Проснуться и найти карандаш. Полная нечувствительность при точном знании, что такое боль и как действуют болеутоляющие. Эпикур упрекал греческих стоиков, особенно Стилпона, за апатию, в то время как Сенека, почитатель Эпикура (и вероятно, тайный эпикуреец), все же признавал, что он чувствителен к несчастьям, хотя преодолевать эти несчастья его заставляет мудрость, а не impatientia[82], неумение страдать, свойственное киникам. Что касается меня, то при малейшей зубной боли я хватаюсь за арантил; несчастье равнозначно зубной боли!.. Могло ли так случиться, что Нерон, последовательный ученик Сенеки, велел поджечь Рим, потому что у него болели зубы?

Стало быть, спать не в кровати, а на этом мерзком ковре. Гнаться за сном, как будто это что-то вещественное. Поговорим, Веро. Вы же не станете просто лежать на моем берберском ковре… Почему нет?.. От него несет козлом… Не чувствую. У меня в носу полипы… А если я тоже лягу на эту шкуру?.. Тогда будет вонять вдвойне… Но я вас предостерегаю… От чего предостерегаете?.. От меня на ковре… Но вам ведь не позволено… Кто сказал?.. Я несовершеннолетняя, и вдобавок вы используете свое служебное положение. Мои родители развелись. Я вечно мотаюсь между ними. Кроме того, я закричу и расскажу все вашему Архангелу. Вам нельзя! Никак нельзя!

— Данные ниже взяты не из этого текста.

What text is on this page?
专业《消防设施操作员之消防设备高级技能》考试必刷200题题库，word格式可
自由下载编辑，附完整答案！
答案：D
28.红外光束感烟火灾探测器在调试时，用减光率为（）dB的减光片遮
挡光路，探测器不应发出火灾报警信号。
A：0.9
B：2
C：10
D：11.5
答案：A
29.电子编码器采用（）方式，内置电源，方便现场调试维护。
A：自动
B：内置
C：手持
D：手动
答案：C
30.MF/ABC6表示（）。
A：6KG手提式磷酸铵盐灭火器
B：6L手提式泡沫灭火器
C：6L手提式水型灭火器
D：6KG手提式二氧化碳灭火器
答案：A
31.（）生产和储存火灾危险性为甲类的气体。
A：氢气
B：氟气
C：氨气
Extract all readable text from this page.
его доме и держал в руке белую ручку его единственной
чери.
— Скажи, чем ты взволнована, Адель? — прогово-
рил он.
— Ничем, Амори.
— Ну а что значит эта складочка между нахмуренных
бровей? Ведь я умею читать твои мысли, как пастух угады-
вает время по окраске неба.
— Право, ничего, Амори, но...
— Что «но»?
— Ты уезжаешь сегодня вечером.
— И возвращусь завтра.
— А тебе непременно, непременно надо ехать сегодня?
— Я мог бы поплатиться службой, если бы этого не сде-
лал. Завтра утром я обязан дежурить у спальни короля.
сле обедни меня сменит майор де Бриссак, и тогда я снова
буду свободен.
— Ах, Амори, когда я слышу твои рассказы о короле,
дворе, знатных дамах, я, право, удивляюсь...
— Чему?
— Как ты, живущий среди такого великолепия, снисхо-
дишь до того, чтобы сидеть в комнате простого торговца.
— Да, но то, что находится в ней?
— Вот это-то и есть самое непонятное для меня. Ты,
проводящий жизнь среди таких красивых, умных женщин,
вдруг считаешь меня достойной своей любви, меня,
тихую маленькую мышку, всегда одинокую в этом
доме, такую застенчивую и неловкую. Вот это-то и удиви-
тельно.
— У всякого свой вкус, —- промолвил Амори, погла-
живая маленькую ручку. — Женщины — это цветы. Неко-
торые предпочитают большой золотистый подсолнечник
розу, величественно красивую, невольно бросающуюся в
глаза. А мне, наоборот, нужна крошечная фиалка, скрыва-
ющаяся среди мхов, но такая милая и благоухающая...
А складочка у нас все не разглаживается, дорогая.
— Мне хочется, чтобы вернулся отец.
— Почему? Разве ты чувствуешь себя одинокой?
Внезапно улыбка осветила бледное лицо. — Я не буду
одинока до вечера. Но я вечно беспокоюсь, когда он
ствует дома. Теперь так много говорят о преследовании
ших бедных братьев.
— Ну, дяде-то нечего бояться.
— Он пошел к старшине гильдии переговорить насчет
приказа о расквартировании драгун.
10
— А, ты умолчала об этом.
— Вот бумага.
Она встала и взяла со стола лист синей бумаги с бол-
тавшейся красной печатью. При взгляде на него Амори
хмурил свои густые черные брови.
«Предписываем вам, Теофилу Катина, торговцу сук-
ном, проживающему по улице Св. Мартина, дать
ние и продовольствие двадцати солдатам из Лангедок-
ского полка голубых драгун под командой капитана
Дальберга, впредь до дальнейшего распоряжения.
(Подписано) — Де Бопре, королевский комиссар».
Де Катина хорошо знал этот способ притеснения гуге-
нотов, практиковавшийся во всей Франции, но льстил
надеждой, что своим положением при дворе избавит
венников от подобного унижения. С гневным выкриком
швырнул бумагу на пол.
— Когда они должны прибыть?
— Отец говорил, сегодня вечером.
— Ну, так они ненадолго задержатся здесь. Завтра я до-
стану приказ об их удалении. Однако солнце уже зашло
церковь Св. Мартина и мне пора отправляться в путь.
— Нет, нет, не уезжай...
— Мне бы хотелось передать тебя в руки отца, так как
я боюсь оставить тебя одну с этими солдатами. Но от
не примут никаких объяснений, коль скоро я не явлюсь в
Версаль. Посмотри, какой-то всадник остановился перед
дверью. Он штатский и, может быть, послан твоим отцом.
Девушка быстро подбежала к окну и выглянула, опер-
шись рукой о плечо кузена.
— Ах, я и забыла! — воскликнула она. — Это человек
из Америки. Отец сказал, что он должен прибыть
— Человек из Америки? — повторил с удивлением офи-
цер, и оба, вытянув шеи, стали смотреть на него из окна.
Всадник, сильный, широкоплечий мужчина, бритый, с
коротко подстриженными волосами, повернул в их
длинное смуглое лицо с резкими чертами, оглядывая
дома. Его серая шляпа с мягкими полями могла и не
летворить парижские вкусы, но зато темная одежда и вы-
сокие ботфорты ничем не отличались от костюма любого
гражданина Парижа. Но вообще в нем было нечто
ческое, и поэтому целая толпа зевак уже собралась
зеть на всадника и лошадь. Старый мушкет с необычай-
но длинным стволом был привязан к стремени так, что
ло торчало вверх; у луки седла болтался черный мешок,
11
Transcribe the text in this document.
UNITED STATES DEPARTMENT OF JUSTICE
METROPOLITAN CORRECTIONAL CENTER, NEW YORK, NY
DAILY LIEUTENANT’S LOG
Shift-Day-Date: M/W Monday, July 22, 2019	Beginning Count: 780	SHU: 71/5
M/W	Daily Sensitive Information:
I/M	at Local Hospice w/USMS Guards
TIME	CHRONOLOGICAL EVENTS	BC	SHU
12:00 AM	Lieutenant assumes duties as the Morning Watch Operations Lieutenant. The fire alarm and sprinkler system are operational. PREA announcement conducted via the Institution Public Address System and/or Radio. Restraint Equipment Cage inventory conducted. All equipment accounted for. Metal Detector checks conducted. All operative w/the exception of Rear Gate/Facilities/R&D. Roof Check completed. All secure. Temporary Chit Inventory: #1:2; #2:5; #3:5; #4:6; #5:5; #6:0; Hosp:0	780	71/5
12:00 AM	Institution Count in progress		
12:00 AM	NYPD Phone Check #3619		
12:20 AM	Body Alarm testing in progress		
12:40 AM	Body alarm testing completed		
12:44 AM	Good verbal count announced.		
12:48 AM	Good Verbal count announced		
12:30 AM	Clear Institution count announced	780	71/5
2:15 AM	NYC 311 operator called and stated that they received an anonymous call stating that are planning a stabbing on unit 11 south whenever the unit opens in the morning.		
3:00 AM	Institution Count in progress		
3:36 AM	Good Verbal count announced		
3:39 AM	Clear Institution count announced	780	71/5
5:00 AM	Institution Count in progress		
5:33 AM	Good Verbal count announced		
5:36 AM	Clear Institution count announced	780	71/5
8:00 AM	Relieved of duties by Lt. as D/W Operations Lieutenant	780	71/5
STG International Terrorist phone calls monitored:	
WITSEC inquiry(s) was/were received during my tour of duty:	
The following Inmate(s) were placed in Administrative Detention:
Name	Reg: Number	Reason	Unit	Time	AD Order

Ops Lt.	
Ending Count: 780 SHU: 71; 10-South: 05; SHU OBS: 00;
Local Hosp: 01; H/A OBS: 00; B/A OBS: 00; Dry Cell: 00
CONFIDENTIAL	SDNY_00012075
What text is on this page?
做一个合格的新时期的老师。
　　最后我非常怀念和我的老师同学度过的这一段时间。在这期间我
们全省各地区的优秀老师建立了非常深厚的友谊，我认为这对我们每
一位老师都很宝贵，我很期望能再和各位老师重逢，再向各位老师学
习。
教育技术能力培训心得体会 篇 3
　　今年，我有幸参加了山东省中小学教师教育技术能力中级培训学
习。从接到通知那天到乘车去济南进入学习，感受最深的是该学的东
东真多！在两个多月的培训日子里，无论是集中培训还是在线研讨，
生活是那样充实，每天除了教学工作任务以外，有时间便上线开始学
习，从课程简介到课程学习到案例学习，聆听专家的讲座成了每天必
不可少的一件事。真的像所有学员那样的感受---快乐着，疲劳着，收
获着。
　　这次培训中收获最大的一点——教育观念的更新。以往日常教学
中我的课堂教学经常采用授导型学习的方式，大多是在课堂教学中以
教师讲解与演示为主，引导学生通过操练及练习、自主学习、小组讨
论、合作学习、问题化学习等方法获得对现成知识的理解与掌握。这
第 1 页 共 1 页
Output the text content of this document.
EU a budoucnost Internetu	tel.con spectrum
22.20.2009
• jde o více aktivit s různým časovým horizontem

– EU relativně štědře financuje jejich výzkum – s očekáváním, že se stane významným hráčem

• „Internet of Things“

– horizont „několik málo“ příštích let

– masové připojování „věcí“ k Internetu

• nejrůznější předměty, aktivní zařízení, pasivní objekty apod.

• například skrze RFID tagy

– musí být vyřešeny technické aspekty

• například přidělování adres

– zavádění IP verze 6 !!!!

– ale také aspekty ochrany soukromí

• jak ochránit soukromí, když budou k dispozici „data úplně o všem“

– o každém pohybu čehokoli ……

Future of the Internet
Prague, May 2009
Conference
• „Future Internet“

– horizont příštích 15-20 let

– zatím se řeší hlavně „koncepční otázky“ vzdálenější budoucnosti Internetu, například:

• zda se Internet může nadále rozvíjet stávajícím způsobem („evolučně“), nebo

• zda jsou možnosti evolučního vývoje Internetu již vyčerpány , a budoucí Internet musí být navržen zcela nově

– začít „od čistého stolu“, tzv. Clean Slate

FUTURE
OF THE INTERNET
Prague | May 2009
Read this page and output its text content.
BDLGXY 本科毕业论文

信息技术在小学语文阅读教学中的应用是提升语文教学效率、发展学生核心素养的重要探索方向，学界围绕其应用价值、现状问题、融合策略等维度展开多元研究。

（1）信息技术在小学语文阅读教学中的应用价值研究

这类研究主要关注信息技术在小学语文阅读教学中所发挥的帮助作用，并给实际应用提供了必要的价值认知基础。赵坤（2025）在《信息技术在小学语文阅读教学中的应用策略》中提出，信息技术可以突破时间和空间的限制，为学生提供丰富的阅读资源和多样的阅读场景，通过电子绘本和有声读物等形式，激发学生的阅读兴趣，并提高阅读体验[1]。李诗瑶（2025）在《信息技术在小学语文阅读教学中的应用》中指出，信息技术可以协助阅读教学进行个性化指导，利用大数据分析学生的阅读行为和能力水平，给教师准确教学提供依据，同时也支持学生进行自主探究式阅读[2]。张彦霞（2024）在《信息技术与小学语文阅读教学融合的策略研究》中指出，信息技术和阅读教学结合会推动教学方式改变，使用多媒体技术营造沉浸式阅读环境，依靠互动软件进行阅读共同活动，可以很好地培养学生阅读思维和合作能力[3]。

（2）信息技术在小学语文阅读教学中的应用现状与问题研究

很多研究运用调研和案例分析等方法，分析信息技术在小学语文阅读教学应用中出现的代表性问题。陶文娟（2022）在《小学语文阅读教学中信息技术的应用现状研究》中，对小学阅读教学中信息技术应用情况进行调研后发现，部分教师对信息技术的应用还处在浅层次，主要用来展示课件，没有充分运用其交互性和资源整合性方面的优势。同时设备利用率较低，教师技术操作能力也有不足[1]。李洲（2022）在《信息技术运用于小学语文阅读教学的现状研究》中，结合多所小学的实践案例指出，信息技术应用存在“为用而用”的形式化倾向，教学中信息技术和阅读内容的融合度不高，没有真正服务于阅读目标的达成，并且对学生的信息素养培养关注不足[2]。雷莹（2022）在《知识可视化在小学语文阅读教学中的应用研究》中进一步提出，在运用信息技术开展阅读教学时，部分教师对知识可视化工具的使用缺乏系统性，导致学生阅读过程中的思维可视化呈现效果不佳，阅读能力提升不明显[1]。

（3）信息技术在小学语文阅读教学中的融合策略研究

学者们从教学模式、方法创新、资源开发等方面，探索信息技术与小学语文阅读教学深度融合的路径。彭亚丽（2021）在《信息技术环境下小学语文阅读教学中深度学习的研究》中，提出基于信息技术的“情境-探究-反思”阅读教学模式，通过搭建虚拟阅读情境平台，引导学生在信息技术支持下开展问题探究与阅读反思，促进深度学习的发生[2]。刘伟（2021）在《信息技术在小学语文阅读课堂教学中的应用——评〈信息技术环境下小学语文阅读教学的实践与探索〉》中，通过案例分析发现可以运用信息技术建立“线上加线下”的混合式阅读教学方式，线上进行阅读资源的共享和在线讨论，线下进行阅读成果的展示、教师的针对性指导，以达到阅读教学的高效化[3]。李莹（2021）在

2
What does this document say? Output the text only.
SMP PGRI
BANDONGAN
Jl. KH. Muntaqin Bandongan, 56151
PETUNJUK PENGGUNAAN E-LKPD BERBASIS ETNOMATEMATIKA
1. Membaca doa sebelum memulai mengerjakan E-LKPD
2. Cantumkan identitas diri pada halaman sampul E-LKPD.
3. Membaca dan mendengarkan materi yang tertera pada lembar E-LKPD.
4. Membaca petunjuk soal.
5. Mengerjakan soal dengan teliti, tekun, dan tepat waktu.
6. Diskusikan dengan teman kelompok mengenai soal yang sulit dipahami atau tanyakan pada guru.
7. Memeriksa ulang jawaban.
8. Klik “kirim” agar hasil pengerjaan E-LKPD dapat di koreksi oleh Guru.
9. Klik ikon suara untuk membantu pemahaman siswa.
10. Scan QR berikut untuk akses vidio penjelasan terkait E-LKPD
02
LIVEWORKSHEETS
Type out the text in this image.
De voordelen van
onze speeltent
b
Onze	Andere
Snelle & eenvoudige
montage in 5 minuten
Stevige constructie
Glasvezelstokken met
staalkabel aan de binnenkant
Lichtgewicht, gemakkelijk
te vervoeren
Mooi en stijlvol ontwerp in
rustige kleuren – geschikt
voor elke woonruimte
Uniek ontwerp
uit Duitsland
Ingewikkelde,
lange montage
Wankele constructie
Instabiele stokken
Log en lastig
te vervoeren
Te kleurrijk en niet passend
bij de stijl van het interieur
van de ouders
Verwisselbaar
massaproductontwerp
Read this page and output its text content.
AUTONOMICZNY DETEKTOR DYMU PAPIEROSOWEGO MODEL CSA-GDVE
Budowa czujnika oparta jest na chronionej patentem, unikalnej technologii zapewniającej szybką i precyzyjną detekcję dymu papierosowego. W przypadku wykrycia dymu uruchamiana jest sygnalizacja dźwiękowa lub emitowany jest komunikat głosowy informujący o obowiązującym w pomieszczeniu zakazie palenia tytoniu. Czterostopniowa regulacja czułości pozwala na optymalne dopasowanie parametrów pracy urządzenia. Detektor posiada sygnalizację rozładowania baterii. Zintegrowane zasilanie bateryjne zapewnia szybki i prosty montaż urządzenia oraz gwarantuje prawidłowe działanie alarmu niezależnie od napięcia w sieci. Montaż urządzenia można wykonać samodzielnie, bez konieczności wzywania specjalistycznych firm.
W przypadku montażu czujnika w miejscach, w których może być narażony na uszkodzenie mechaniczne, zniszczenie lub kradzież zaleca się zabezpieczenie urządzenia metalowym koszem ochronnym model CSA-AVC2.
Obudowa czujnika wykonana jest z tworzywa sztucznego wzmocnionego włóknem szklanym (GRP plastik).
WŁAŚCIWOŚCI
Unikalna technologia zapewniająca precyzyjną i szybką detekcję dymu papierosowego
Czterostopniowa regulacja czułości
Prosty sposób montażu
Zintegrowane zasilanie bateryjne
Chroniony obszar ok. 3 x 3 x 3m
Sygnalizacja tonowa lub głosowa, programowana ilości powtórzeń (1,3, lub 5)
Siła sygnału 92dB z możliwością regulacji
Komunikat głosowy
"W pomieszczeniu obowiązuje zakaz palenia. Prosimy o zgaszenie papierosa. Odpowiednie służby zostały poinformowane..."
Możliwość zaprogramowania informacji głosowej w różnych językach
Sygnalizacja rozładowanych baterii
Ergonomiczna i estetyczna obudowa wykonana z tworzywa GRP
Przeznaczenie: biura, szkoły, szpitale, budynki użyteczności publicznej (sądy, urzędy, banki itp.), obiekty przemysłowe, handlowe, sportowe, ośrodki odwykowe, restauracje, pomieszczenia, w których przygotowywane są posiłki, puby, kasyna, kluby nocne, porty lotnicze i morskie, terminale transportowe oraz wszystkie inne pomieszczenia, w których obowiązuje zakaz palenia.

(На моем ковре мне все можно. Даже лежать одному, гнаться за сном и найти отнятую возлюбленную, которая сжалась до размеров жирных катышков пыли и угнездилась в этом козлином ковре. Иди-сюда-иди!)

Моя ошибка: я не должен был разрешать тебе остаться в пальто, берберский ковер чересчур новый, он еще долго будет вылезать. Теперь о нас знают все, и госпожа Зайферт говорит: Будьте добры дать объяснения, коллега Штаруш. Мне не хотелось бы опять сообщать об этом куда следует, ведь уже в семнадцать лет, незадолго до конца войны, я сочла себя обязанной донести в соответствующие инстанции на крестьянина, который покушался на мою честь… Скажите, Веро, почему вы всегда и везде носите ядовито-зеленые колготки?.. Чтобы лучше вас слышать.

И еще я обезвреживал мины на открытой местности. И блуждал среди базальтовых глыб на Майенском поле. И еще: видел на телеэкране розовый гипс для слепков, видел свою пасть, залепленную розовым гипсом для слепков. А потом увидел похороны на Лесном кладбище в Целендорфе. Отец Шербаума и я вели под руки за гробом Шербаумову мать. За спиной у меня шептались: Там впереди — его учитель, он был его учителем… В конце концов меня сморил сон на берберском ковре, к счастью, я заснул.

Утром, бреясь, подумал: пусть действует. Я буду молча глядеть на него и хранить спокойствие.

Утром я соскребал с себя отросшую щетину и все отросшие за ночь добрые намерения, и тут как раз позвонил мой зубной врач.

— С этим покончено. Ваш ученик отказался от своего плана.

(Выплюнуть горькую слюну. И громко возликовать в трубку:

— Ну слава богу! Честно говоря, я ничего другого не ждал, люди всегда пасуют в последнюю минуту.)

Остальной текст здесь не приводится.